Margaret smiled while I wriggled up into my turret seat, her finger poised over a button, the one that would set everything in motion. I closed my eyes.

“Do it. At forty kilometers an hour we should be at the border in less than twelve hours.”

“What was it like?” Margaret asked.

The view-screen captured my attention for the moment and I wanted to pop my helmet. Outside, to the left of the tracks, the ocean pounded against the shore as a storm flickered lightning far out to sea, and the camera’s lens fogged every once in a while until systems kicked in to remove the haze. There was a quality to the ocean that made it call out. If you swam into it, tasting the salt no matter how tightly you closed your mouth, there was a hope there, a chance to swim under the waves and keep swimming down into darkness where an infinite number of things might be possible. Up here there were only two possibilities: either we’d make it or not.
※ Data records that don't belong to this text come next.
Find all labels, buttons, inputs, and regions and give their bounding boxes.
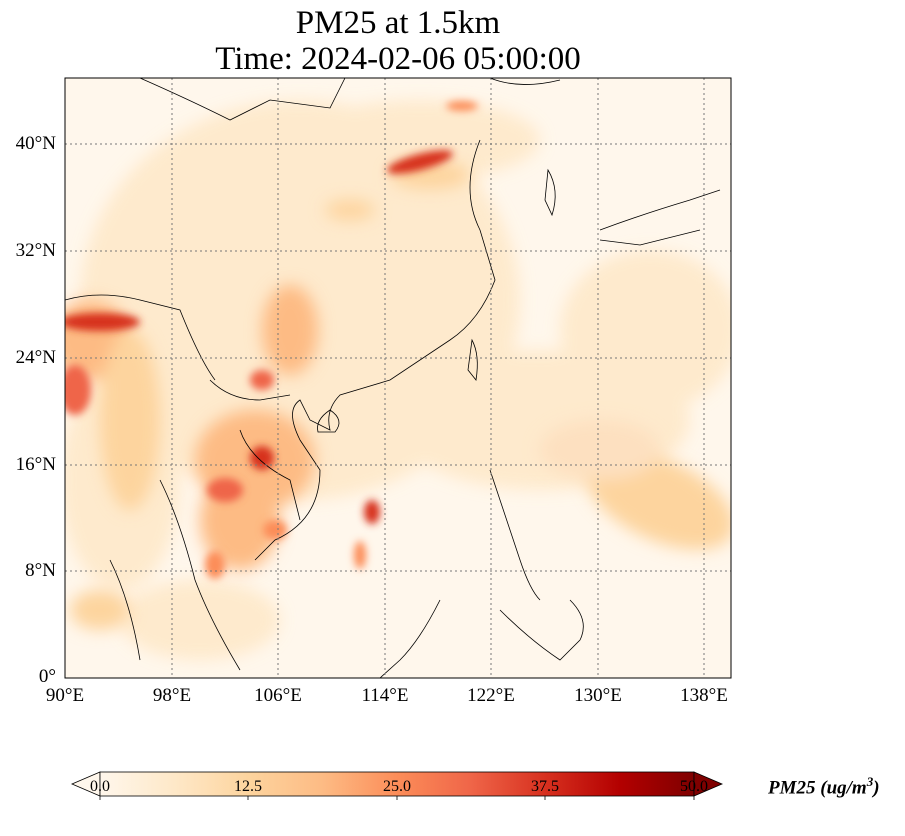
lat-tick-16n: 16°N [15,454,56,475]
colorbar-label-close: ) [873,777,880,799]
lon-tick-130e: 130°E [574,685,622,706]
lat-tick-8n: 8°N [25,560,56,581]
lon-tick-138e: 138°E [680,685,728,706]
lon-tick-114e: 114°E [361,685,409,706]
lat-tick-24n: 24°N [15,347,56,368]
lon-tick-90e: 90°E [45,685,85,706]
colorbar-max-extend-arrow [693,771,724,797]
lat-tick-32n: 32°N [15,240,56,261]
coastlines [65,78,721,678]
colorbar-tick-37-5: 37.5 [531,778,559,795]
lon-tick-106e: 106°E [254,685,302,706]
map-frame [64,77,732,679]
colorbar-label-superscript: 3 [866,774,874,789]
pm25-field [65,78,731,678]
lon-tick-122e: 122°E [467,685,515,706]
colorbar-gradient [99,771,695,797]
lon-tick-98e: 98°E [152,685,192,706]
colorbar-label-text: PM25 (ug/m [768,777,867,799]
colorbar-tick-0: 0.0 [90,778,110,795]
lat-tick-0: 0° [38,666,56,687]
map-title-line-2: Time: 2024-02-06 05:00:00 [215,41,581,77]
lat-tick-40n: 40°N [15,133,56,154]
colorbar-tick-12-5: 12.5 [234,778,262,795]
colorbar-label: PM25 (ug/m3) [768,774,880,799]
colorbar-tick-25: 25.0 [383,778,411,795]
map-title-line-1: PM25 at 1.5km [295,5,501,41]
gridlines [65,78,731,678]
colorbar-tick-50: 50.0 [680,778,708,795]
We were just north of Lebedinoye and the trickiest part of our journey was about to begin. Margaret would soon have to stop our car, lower the wheels, and take us onto the road. It ran parallel to the tracks and would eventually bring us to the same place as the rail, to the border crossing, so if we timed it correctly we would arrive at the exact instant, just as the Chinese opened fire upon the lead scout cars that refused orders to stop. I looked at her. Margaret had her back to me, both knees drawn up to her chest, barely fitting in the driver’s alcove.

“What was what like?”

“Fighting,” she said. “For two solid years.”

“You’ve never asked about it before, why now?”

Margaret tapped her helmet against the bulkhead and I knew what she was doing. With a flick of her head, she
had just taken another tranq tab. “I could go out like this,” she said, “if it weren’t for biochemistry. Enough tranq and nothing happens, but too much and automatically my body metabolizes the stuff, neutralizing it so it won’t damage my organs or cause my heart to stop. I can’t even kill myself in the good ways.”